I could not find a browning solution using walnut hulls either.

You can find most of the firefox books at larger public libraries and if they do not have them you can usually have them sent to your library from other ones and they will get the mfor you and call you when they are in.

I did find this page that has browing solutions on it. It shows one of the original browing formulas:

The formula for the solution used for the Brown Bess musket (taken from General Regulations and Orders for the Army, 1811) is as follows:
•Nitric acid - 1/2 ounce
•Sweet spirits of wine - 1/2 ounce
•Spirits of wine - 1 ounce
•Blue vitriol (a.k.a. copper sulphate) - 2 ounces
•Tincture of Steel - 1 ounce

You can see more at the website here: Firearms History, Technology & Development: Metal Treatments: Browning and Bluing


----------



## grandpadave (Sep 29, 2011)

Magus said:


> I need the recipe for browning steel using walnut hulls please?
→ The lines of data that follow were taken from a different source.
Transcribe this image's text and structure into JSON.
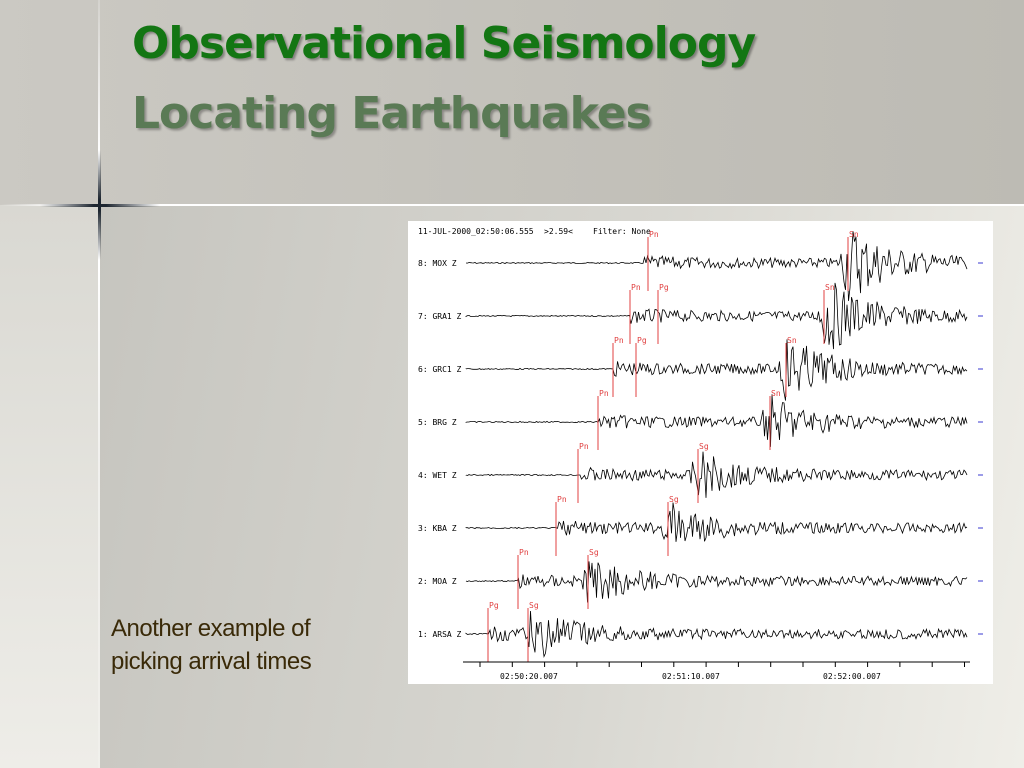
{
  "slide": {
    "title": "Observational Seismology",
    "subtitle": "Locating Earthquakes",
    "caption_lines": [
      "Another example of",
      "picking arrival times"
    ]
  },
  "seismogram": {
    "header_date": "11-JUL-2000_02:50:06.555",
    "header_scale": ">2.59<",
    "header_filter": "Filter: None",
    "x_tick_labels": [
      "02:50:20.007",
      "02:51:10.007",
      "02:52:00.007"
    ],
    "channels": [
      {
        "label": "8: MOX Z"
      },
      {
        "label": "7: GRA1 Z"
      },
      {
        "label": "6: GRC1 Z"
      },
      {
        "label": "5: BRG Z"
      },
      {
        "label": "4: WET Z"
      },
      {
        "label": "3: KBA Z"
      },
      {
        "label": "2: MOA Z"
      },
      {
        "label": "1: ARSA Z"
      }
    ],
    "picks": [
      {
        "label": "Pn"
      },
      {
        "label": "Sn"
      },
      {
        "label": "Pn"
      },
      {
        "label": "Pg"
      },
      {
        "label": "Sn"
      },
      {
        "label": "Pn"
      },
      {
        "label": "Pg"
      },
      {
        "label": "Sn"
      },
      {
        "label": "Pn"
      },
      {
        "label": "Sn"
      },
      {
        "label": "Pn"
      },
      {
        "label": "Sg"
      },
      {
        "label": "Pn"
      },
      {
        "label": "Sg"
      },
      {
        "label": "Pn"
      },
      {
        "label": "Sg"
      },
      {
        "label": "Pg"
      },
      {
        "label": "Sg"
      }
    ],
    "colors": {
      "trace": "#000000",
      "pick": "#e04040",
      "marker": "#3a3ad0"
    }
  }
}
Its not really the hulls but the outer casing you want... that fruit where the nut lives inside of ... you mash that up boil it then dip your steel and let it soak for a good long time (Over Night) doesn't last... and despite what people say... doest really stop rust either... but that's how the old folks did it.. BTW your fingers will get stained in the process too... just so ya know


----------



## Magus (Dec 1, 2008)

That was it!

Its supposed to de scent iron traps too.

I was thinking you mixed lye in it for browning but who knows?
I'm wanting to finish a couple of axes and hawks in original style,cold blue looks tacky.


----------



## Kessler (Sep 27, 2011)

grandpadave said:


> Its not really the hulls but the outer casing you want... that fruit where the nut lives inside of ... you mash that up boil it then dip your steel and let it soak for a good long time (Over Night) doesn't last... and despite what people say... doest really stop rust either... but that's how the old folks did it.. BTW your fingers will get stained in the process too... just so ya know


Gunny, I used to use that process on steel traps, but that was years ago. It worked well for me as I remember.


----------